To Console (for testing):

flask bigquery-export --sql-file query_states.sql

Querying with Geometry

When querying tables that include geometry data, you can export to shapefile format:

SELECT 
  HEROP_ID,
  state_name,
  geom
FROM `PROJECT_ID.tabular.states2023`
WHERE state_name IN ('Illinois', 'California', 'Texas')

Then export:

flask bigquery-export --sql-file query_with_geom.sql --output selected_states.shp

Reference Documentation

Automated Documentation Generation

The BigQuery table reference documentation is automatically generated from the registry and does not require BigQuery credentials.

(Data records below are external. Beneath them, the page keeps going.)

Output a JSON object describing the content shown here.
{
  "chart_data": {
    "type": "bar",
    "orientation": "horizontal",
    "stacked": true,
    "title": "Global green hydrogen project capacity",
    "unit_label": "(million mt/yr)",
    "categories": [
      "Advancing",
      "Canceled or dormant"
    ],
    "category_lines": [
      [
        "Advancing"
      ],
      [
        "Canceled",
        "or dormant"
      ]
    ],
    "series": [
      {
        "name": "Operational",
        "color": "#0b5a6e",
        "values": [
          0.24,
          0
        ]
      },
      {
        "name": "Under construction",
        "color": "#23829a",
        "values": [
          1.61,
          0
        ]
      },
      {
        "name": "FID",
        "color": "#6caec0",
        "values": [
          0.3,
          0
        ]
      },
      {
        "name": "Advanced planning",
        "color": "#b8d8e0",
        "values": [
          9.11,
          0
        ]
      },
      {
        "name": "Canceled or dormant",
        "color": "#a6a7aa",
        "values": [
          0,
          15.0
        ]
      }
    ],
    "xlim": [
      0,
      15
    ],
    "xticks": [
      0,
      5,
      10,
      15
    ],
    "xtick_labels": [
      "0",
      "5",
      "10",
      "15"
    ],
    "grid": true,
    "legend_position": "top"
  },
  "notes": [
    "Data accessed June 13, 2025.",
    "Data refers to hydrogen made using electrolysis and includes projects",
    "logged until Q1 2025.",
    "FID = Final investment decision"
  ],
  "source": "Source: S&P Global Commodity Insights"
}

This documentation describes the anticipated shape of tables based on the registry schemas.

Generating Documentation

The documentation is automatically generated as part of the flask build-docs command:

flask build-docs --bq-only

Or generate all documentation types:

flask build-docs

Documentation Location

The generated BigQuery reference documentation is located at: - File: docs/src/reference/bigquery/tables.md - Online: BigQuery Tables Reference

Automated Generation in CI/CD

The BigQuery documentation is automatically regenerated in the GitHub Actions workflow (.github/workflows/generate_derived_data.yml) whenever: - Changes are pushed to backend/oeps/registry/** or backend/oeps/data/** - The workflow is manually triggered

The workflow runs:

- name: Run build-docs (BigQuery)
  working-directory: backend
  run: flask build-docs --bq-only

This ensures the documentation stays in sync with the registry without requiring BigQuery credentials in the CI environment.

Implementation Details

Credential Handling

The BigQuery client (backend/oeps/clients/bigquery.py) handles credentials through the get_credentials() function:

  1. Priority 1: If BQ_CREDENTIALS_FILE_PATH is set, loads credentials from the JSON file
  2. Priority 2: If no file path, constructs credentials from individual environment variables
  3. Auto-refresh: Automatically refreshes expired credentials if a refresh token is available

The client uses the https://www.googleapis.com/auth/cloud-platform scope for full BigQuery access.

Data Loading Process

The load_rows_from_resource() method performs extensive data cleaning: - Type conversion and validation - Handling of NULL/NaN/infinity values - Boolean value normalization - Date format conversion (MM/DD/YYYY → YYYY-MM-DD) - Geometry serialization to GeoJSON for shapefiles - Column validation against schema

Data is loaded using BigQuery's NEWLINE_DELIMITED_JSON format for efficient bulk loading.

Dependencies

The BigQuery functionality requires: - google-cloud-bigquery==3.11.3 (specified in backend/pyproject.toml) - google-auth (for authentication) - pandas and geopandas (for data processing) - db-dtypes (for BigQuery data type support)